The extremely explicit violent imagery has always been typical of The Hunger Games books, as Collins went to great lengths to depict just how gruesome the cost of this violence-turned-entertainment was on the children fighting for their lives. Perhaps portraying violence so clearly could move readers to empathy in the way that Artan hopes.
But this past year has proven that empathy is selective, and I doubt that The Hunger Games can correct that, especially since the author herself is so selective in how she speaks about her work. Frankly, I dread seeing the film and the discourse that will come from it— yet another cycle of fans missing the point for the sake of crushing on a young Haymitch (along with the dreaded edits).
Will they care about Haymitch losing Lenore Dove, knowing that she is Black? Or will her character be called “manipulative” like Rachel Zegler’s Lucy Gray was in The Ballad of Songbirds and Snakes?
Michael Walsh, a writer at Nerdist, was a bit more hopeful about the new installment, despite becoming disillusioned with the idea that fictional stories can change things. “Fiction, especially stories about fighting fascism, are always going to be important,” he said. “They let us know others out there feel the same way and that we can do something.” For this reason, Walsh is excited about the new Hunger Games book. In his words, “I want to briefly enter a world where I know things will get better because people will fight.”

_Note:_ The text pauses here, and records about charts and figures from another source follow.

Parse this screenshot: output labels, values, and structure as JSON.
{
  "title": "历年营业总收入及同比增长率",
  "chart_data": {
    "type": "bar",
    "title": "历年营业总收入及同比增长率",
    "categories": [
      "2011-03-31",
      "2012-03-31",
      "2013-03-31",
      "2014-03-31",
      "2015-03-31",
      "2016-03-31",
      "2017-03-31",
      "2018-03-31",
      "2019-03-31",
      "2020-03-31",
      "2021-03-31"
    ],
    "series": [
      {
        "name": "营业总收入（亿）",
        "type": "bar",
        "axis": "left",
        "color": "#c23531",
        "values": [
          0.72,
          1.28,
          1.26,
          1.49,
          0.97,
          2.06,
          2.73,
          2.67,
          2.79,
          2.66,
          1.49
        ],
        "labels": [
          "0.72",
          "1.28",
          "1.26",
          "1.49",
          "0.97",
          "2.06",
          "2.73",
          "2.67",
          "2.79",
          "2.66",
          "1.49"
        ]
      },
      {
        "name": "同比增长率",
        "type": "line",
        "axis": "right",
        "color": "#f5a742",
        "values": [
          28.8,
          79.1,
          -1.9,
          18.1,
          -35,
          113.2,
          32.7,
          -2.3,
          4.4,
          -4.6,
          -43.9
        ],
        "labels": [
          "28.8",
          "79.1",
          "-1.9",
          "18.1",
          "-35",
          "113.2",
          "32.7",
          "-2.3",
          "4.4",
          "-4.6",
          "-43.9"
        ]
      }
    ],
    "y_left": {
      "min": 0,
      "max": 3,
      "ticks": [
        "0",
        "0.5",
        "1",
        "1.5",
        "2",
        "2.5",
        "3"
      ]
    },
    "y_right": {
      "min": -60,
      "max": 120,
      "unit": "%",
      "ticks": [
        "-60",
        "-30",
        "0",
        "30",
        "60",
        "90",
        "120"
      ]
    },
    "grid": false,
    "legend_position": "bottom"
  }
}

While I have always believed in the power of words to change minds, I have struggled to understand how many more ways something has to be said for people to pay attention, or be moved to act. How explicit does this imagery of violence in the upcoming Hunger Games film need to be to convince people to extend their care beyond a young, white, blond Haymitch?
In the book, Haymitch starts as a kind, considerate, and hopeful sixteen-year-old boy. He makes friends quickly and takes care of his fellow tribute, Ampert, the way he would his little brother, drawing a striking parallel to how Katniss took care of Rue twenty years later. He ends the story utterly emotionally wrecked, drowning his sorrows in alcohol, and pushing away everyone who cares about him. It is no wonder he is so jaded: the Capitol took everything from him, and still makes him pay for it every year as he watches yet another pair of children from his district go to their deaths.

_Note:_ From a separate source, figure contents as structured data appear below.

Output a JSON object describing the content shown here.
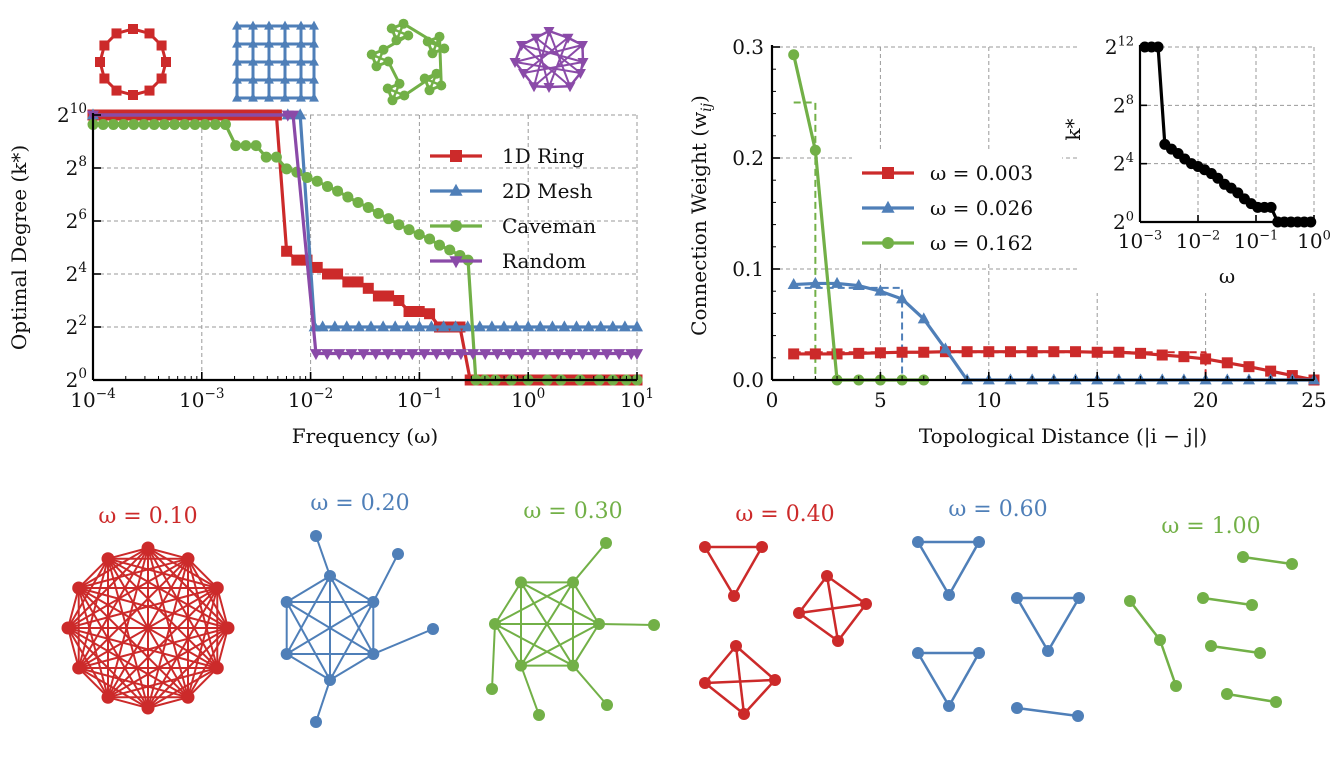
{
  "colors": {
    "red": "#cc2a2a",
    "blue": "#4f7fb8",
    "green": "#72b047",
    "purple": "#8a4aa8",
    "black": "#000000",
    "grid": "#9a9a9a"
  },
  "chart_data": [
    {
      "id": "optimal-degree",
      "type": "line",
      "xscale": "log",
      "yscale": "log2",
      "xlabel": "Frequency (ω)",
      "ylabel": "Optimal Degree (k*)",
      "xlim": [
        0.0001,
        10
      ],
      "ylim": [
        1,
        1024
      ],
      "xticks": [
        {
          "v": 0.0001,
          "base": "10",
          "exp": "−4"
        },
        {
          "v": 0.001,
          "base": "10",
          "exp": "−3"
        },
        {
          "v": 0.01,
          "base": "10",
          "exp": "−2"
        },
        {
          "v": 0.1,
          "base": "10",
          "exp": "−1"
        },
        {
          "v": 1,
          "base": "10",
          "exp": "0"
        },
        {
          "v": 10,
          "base": "10",
          "exp": "1"
        }
      ],
      "yticks": [
        {
          "v": 1,
          "base": "2",
          "exp": "0"
        },
        {
          "v": 4,
          "base": "2",
          "exp": "2"
        },
        {
          "v": 16,
          "base": "2",
          "exp": "4"
        },
        {
          "v": 64,
          "base": "2",
          "exp": "6"
        },
        {
          "v": 256,
          "base": "2",
          "exp": "8"
        },
        {
          "v": 1024,
          "base": "2",
          "exp": "10"
        }
      ],
      "grid": true,
      "legend_position": "right",
      "series": [
        {
          "name": "1D Ring",
          "color": "red",
          "marker": "square",
          "x": [
            0.0001,
            0.000124,
            0.000154,
            0.000191,
            0.000237,
            0.000294,
            0.000365,
            0.000453,
            0.000562,
            0.000697,
            0.000865,
            0.00107,
            0.00133,
            0.00165,
            0.00205,
            0.00254,
            0.00315,
            0.00391,
            0.00485,
            0.00602,
            0.00747,
            0.00927,
            0.0115,
            0.0143,
            0.0177,
            0.022,
            0.0273,
            0.0339,
            0.042,
            0.0521,
            0.0647,
            0.0803,
            0.0996,
            0.124,
            0.153,
            0.19,
            0.236,
            0.293,
            0.364,
            0.451,
            0.56,
            0.695,
            0.862,
            1.07,
            1.33,
            1.65,
            2.04,
            2.54,
            3.15,
            3.9,
            4.85,
            6.01,
            7.46,
            9.26,
            10
          ],
          "y": [
            1024,
            1024,
            1024,
            1024,
            1024,
            1024,
            1024,
            1024,
            1024,
            1024,
            1024,
            1024,
            1024,
            1024,
            1024,
            1024,
            1024,
            1024,
            1024,
            29,
            23,
            23,
            19,
            16,
            16,
            13,
            13,
            11,
            9,
            9,
            8,
            6,
            6,
            5.66,
            4,
            4,
            4,
            1,
            1,
            1,
            1,
            1,
            1,
            1,
            1,
            1,
            1,
            1,
            1,
            1,
            1,
            1,
            1,
            1,
            1
          ]
        },
        {
          "name": "2D Mesh",
          "color": "blue",
          "marker": "triangle-up",
          "x": [
            0.0001,
            0.00617,
            0.00802,
            0.0109,
            0.0129,
            0.0167,
            0.0215,
            0.0278,
            0.0359,
            0.0464,
            0.0599,
            0.0774,
            0.1,
            0.129,
            0.167,
            0.215,
            0.278,
            0.359,
            0.464,
            0.599,
            0.774,
            1,
            1.29,
            1.67,
            2.15,
            2.78,
            3.59,
            4.64,
            5.99,
            7.74,
            10
          ],
          "y": [
            1024,
            1024,
            1024,
            4,
            4,
            4,
            4,
            4,
            4,
            4,
            4,
            4,
            4,
            4,
            4,
            4,
            4,
            4,
            4,
            4,
            4,
            4,
            4,
            4,
            4,
            4,
            4,
            4,
            4,
            4,
            4
          ]
        },
        {
          "name": "Caveman",
          "color": "green",
          "marker": "circle",
          "x": [
            0.0001,
            0.000124,
            0.000154,
            0.000191,
            0.000237,
            0.000294,
            0.000365,
            0.000453,
            0.000562,
            0.000697,
            0.000865,
            0.00107,
            0.00133,
            0.00165,
            0.00205,
            0.00254,
            0.00315,
            0.00391,
            0.00485,
            0.00602,
            0.00747,
            0.00927,
            0.0115,
            0.0143,
            0.0177,
            0.022,
            0.0273,
            0.0339,
            0.042,
            0.0521,
            0.0647,
            0.0803,
            0.0996,
            0.124,
            0.153,
            0.19,
            0.236,
            0.28,
            0.33,
            0.4,
            0.5,
            0.7,
            1,
            1.5,
            2,
            3,
            4.5,
            6,
            8,
            10
          ],
          "y": [
            800,
            800,
            800,
            800,
            800,
            800,
            800,
            800,
            800,
            800,
            800,
            800,
            800,
            800,
            460,
            460,
            460,
            340,
            340,
            250,
            230,
            200,
            181,
            158,
            140,
            120,
            104,
            91,
            78,
            68,
            58,
            51,
            45,
            40,
            34,
            30,
            26,
            23,
            1,
            1,
            1,
            1,
            1,
            1,
            1,
            1,
            1,
            1,
            1,
            1
          ]
        },
        {
          "name": "Random",
          "color": "purple",
          "marker": "triangle-down",
          "x": [
            0.0001,
            0.00617,
            0.0069,
            0.0112,
            0.0142,
            0.0183,
            0.0237,
            0.0307,
            0.0397,
            0.0514,
            0.0665,
            0.086,
            0.111,
            0.144,
            0.186,
            0.241,
            0.311,
            0.403,
            0.521,
            0.674,
            0.872,
            1.13,
            1.46,
            1.89,
            2.44,
            3.16,
            4.09,
            5.29,
            6.84,
            8.85,
            10
          ],
          "y": [
            1024,
            1024,
            1024,
            2,
            2,
            2,
            2,
            2,
            2,
            2,
            2,
            2,
            2,
            2,
            2,
            2,
            2,
            2,
            2,
            2,
            2,
            2,
            2,
            2,
            2,
            2,
            2,
            2,
            2,
            2,
            2
          ]
        }
      ]
    },
    {
      "id": "connection-weight",
      "type": "line",
      "xlabel": "Topological Distance (|i − j|)",
      "ylabel": "Connection Weight (w_ij)",
      "xlim": [
        0,
        25
      ],
      "ylim": [
        0,
        0.3
      ],
      "xticks": [
        "0",
        "5",
        "10",
        "15",
        "20",
        "25"
      ],
      "yticks": [
        "0.0",
        "0.1",
        "0.2",
        "0.3"
      ],
      "grid": true,
      "legend_position": "center",
      "series": [
        {
          "name": "ω = 0.003",
          "color": "red",
          "marker": "square",
          "x": [
            1,
            2,
            3,
            4,
            5,
            6,
            7,
            8,
            9,
            10,
            11,
            12,
            13,
            14,
            15,
            16,
            17,
            18,
            19,
            20,
            21,
            22,
            23,
            24,
            25
          ],
          "y": [
            0.0235,
            0.0235,
            0.0235,
            0.024,
            0.0245,
            0.025,
            0.025,
            0.0255,
            0.0255,
            0.0255,
            0.0255,
            0.0255,
            0.0255,
            0.0255,
            0.025,
            0.025,
            0.024,
            0.0225,
            0.021,
            0.019,
            0.0155,
            0.012,
            0.008,
            0.004,
            0.0
          ],
          "step": {
            "x": [
              1,
              20
            ],
            "y": 0.025
          }
        },
        {
          "name": "ω = 0.026",
          "color": "blue",
          "marker": "triangle-up",
          "x": [
            1,
            2,
            3,
            4,
            5,
            6,
            7,
            8,
            9,
            10,
            11,
            12,
            13,
            14,
            15,
            16,
            17,
            18,
            19,
            20,
            21,
            22,
            23,
            24,
            25
          ],
          "y": [
            0.086,
            0.087,
            0.087,
            0.085,
            0.08,
            0.073,
            0.055,
            0.028,
            0,
            0,
            0,
            0,
            0,
            0,
            0,
            0,
            0,
            0,
            0,
            0,
            0,
            0,
            0,
            0,
            0
          ],
          "step": {
            "x": [
              1,
              6
            ],
            "y": 0.083
          }
        },
        {
          "name": "ω = 0.162",
          "color": "green",
          "marker": "circle",
          "x": [
            1,
            2,
            3,
            4,
            5,
            6,
            7
          ],
          "y": [
            0.293,
            0.207,
            0,
            0,
            0,
            0,
            0
          ],
          "step": {
            "x": [
              1,
              2
            ],
            "y": 0.25
          }
        }
      ]
    },
    {
      "id": "inset-k-vs-omega",
      "type": "line",
      "xscale": "log",
      "yscale": "log2",
      "xlabel": "ω",
      "ylabel": "k*",
      "xlim": [
        0.001,
        1
      ],
      "ylim": [
        1,
        4096
      ],
      "xticks": [
        {
          "v": 0.001,
          "base": "10",
          "exp": "−3"
        },
        {
          "v": 0.01,
          "base": "10",
          "exp": "−2"
        },
        {
          "v": 0.1,
          "base": "10",
          "exp": "−1"
        },
        {
          "v": 1,
          "base": "10",
          "exp": "0"
        }
      ],
      "yticks": [
        {
          "v": 1,
          "base": "2",
          "exp": "0"
        },
        {
          "v": 16,
          "base": "2",
          "exp": "4"
        },
        {
          "v": 256,
          "base": "2",
          "exp": "8"
        },
        {
          "v": 4096,
          "base": "2",
          "exp": "12"
        }
      ],
      "series": [
        {
          "name": "k*",
          "color": "black",
          "marker": "circle",
          "x": [
            0.00121,
            0.00158,
            0.00205,
            0.00268,
            0.00349,
            0.00454,
            0.00591,
            0.0077,
            0.01,
            0.013,
            0.017,
            0.022,
            0.0287,
            0.0373,
            0.0486,
            0.0632,
            0.0824,
            0.107,
            0.14,
            0.182,
            0.237,
            0.308,
            0.401,
            0.522,
            0.68,
            0.88
          ],
          "y": [
            4096,
            4096,
            4096,
            40,
            32,
            26,
            20,
            16,
            14,
            12,
            10,
            8,
            6,
            5,
            4,
            3,
            2.4,
            2,
            2,
            2,
            1,
            1,
            1,
            1,
            1,
            1
          ]
        }
      ]
    }
  ],
  "topology_icons": [
    {
      "name": "1D Ring",
      "color": "red"
    },
    {
      "name": "2D Mesh",
      "color": "blue"
    },
    {
      "name": "Caveman",
      "color": "green"
    },
    {
      "name": "Random",
      "color": "purple"
    }
  ],
  "graphs": [
    {
      "label": "ω = 0.10",
      "color": "red"
    },
    {
      "label": "ω = 0.20",
      "color": "blue"
    },
    {
      "label": "ω = 0.30",
      "color": "green"
    },
    {
      "label": "ω = 0.40",
      "color": "red"
    },
    {
      "label": "ω = 0.60",
      "color": "blue"
    },
    {
      "label": "ω = 1.00",
      "color": "green"
    }
  ]
}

Artan believes that this brutality might be enough to move people. “I think we need to be explicit, because even when we are explicit, there are people [at] a distance,” she said. “Perhaps, seeing an attractive, young white person go through these systems, if you have to watch them in terms of that level of love, maybe that will shift public consciousness in a way that the images of Arab children won’t.”

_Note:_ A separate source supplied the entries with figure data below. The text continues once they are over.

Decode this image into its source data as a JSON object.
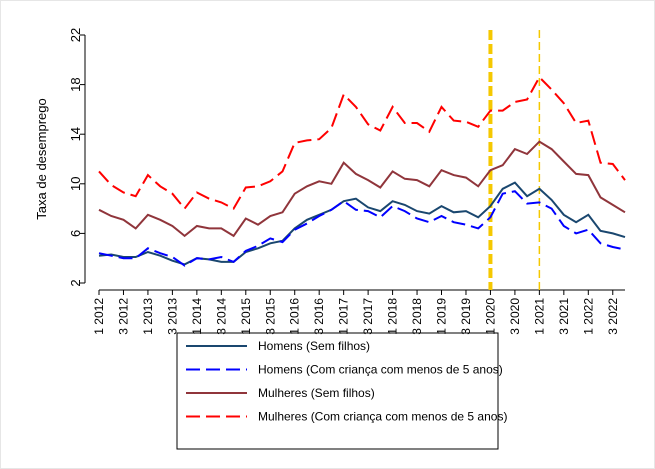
{
  "chart_data": {
    "type": "line",
    "y_label": "Taxa de desemprego",
    "categories": [
      "1 2012",
      null,
      "3 2012",
      null,
      "1 2013",
      null,
      "3 2013",
      null,
      "1 2014",
      null,
      "3 2014",
      null,
      "1 2015",
      null,
      "3 2015",
      null,
      "1 2016",
      null,
      "3 2016",
      null,
      "1 2017",
      null,
      "3 2017",
      null,
      "1 2018",
      null,
      "3 2018",
      null,
      "1 2019",
      null,
      "3 2019",
      null,
      "1 2020",
      null,
      "3 2020",
      null,
      "1 2021",
      null,
      "3 2021",
      null,
      "1 2022",
      null,
      "3 2022",
      null
    ],
    "series": [
      {
        "name": "Homens (Sem filhos)",
        "color": "#1a476f",
        "dashed": false,
        "values": [
          4.2,
          4.3,
          4.1,
          4.1,
          4.5,
          4.2,
          3.8,
          3.5,
          4.0,
          3.9,
          3.7,
          3.7,
          4.5,
          4.8,
          5.2,
          5.4,
          6.4,
          7.1,
          7.5,
          7.9,
          8.6,
          8.8,
          8.1,
          7.8,
          8.6,
          8.3,
          7.8,
          7.6,
          8.2,
          7.7,
          7.8,
          7.3,
          8.2,
          9.6,
          10.1,
          9.0,
          9.6,
          8.7,
          7.5,
          6.9,
          7.5,
          6.2,
          6.0,
          5.7
        ]
      },
      {
        "name": "Homens (Com criança com menos de 5 anos)",
        "color": "#0000ff",
        "dashed": true,
        "values": [
          4.4,
          4.2,
          4.0,
          4.0,
          4.8,
          4.4,
          4.1,
          3.4,
          4.0,
          3.9,
          4.1,
          3.7,
          4.6,
          5.0,
          5.6,
          5.3,
          6.3,
          6.8,
          7.4,
          7.9,
          8.6,
          7.9,
          7.8,
          7.3,
          8.2,
          7.8,
          7.2,
          6.9,
          7.4,
          6.9,
          6.7,
          6.4,
          7.3,
          9.2,
          9.4,
          8.4,
          8.5,
          8.0,
          6.6,
          6.0,
          6.3,
          5.2,
          4.9,
          4.7
        ]
      },
      {
        "name": "Mulheres (Sem filhos)",
        "color": "#90353b",
        "dashed": false,
        "values": [
          7.9,
          7.4,
          7.1,
          6.4,
          7.5,
          7.1,
          6.6,
          5.8,
          6.6,
          6.4,
          6.4,
          5.8,
          7.2,
          6.7,
          7.4,
          7.7,
          9.2,
          9.8,
          10.2,
          10.0,
          11.7,
          10.8,
          10.3,
          9.7,
          11.0,
          10.4,
          10.3,
          9.8,
          11.1,
          10.7,
          10.5,
          9.8,
          11.1,
          11.5,
          12.8,
          12.4,
          13.4,
          12.8,
          11.8,
          10.8,
          10.7,
          8.9,
          8.3,
          7.7
        ]
      },
      {
        "name": "Mulheres (Com criança com menos de 5 anos)",
        "color": "#ff0000",
        "dashed": true,
        "values": [
          11.0,
          9.9,
          9.3,
          9.0,
          10.7,
          9.8,
          9.2,
          8.0,
          9.3,
          8.8,
          8.5,
          8.0,
          9.7,
          9.8,
          10.2,
          11.0,
          13.3,
          13.5,
          13.6,
          14.5,
          17.2,
          16.2,
          14.8,
          14.3,
          16.2,
          14.9,
          14.9,
          14.2,
          16.2,
          15.1,
          15.0,
          14.6,
          15.9,
          15.9,
          16.6,
          16.8,
          18.6,
          17.6,
          16.5,
          14.9,
          15.1,
          11.7,
          11.6,
          10.3
        ]
      }
    ],
    "ylim": [
      2,
      22
    ],
    "yticks": [
      2,
      6,
      10,
      14,
      18,
      22
    ],
    "vlines": [
      {
        "x": "1 2020",
        "color": "#f5c800"
      },
      {
        "x": "1 2021",
        "color": "#f5c800"
      }
    ]
  }
}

While Collins’ work remains relevant, it is still chilling to understand just how selective liberals’ empathy is towards Palestinians, while they fawn over Haymitch and sob over his story. After the “ceasefire” in Gaza broke down this March, the stories and images we are seeing from Gaza every day reach new levels of terror. Journalist Hossam Shabat was targeted and killed in an airstrike for seeking to show us everything that was happening, and liberals in the West barely said a word.
The fact that we even have to hope that works of fiction like The Hunger Games can motivate people to care more is just proof of how limited empathy is in only being able to recognize the humanity of those suffering in fiction, but not in reality.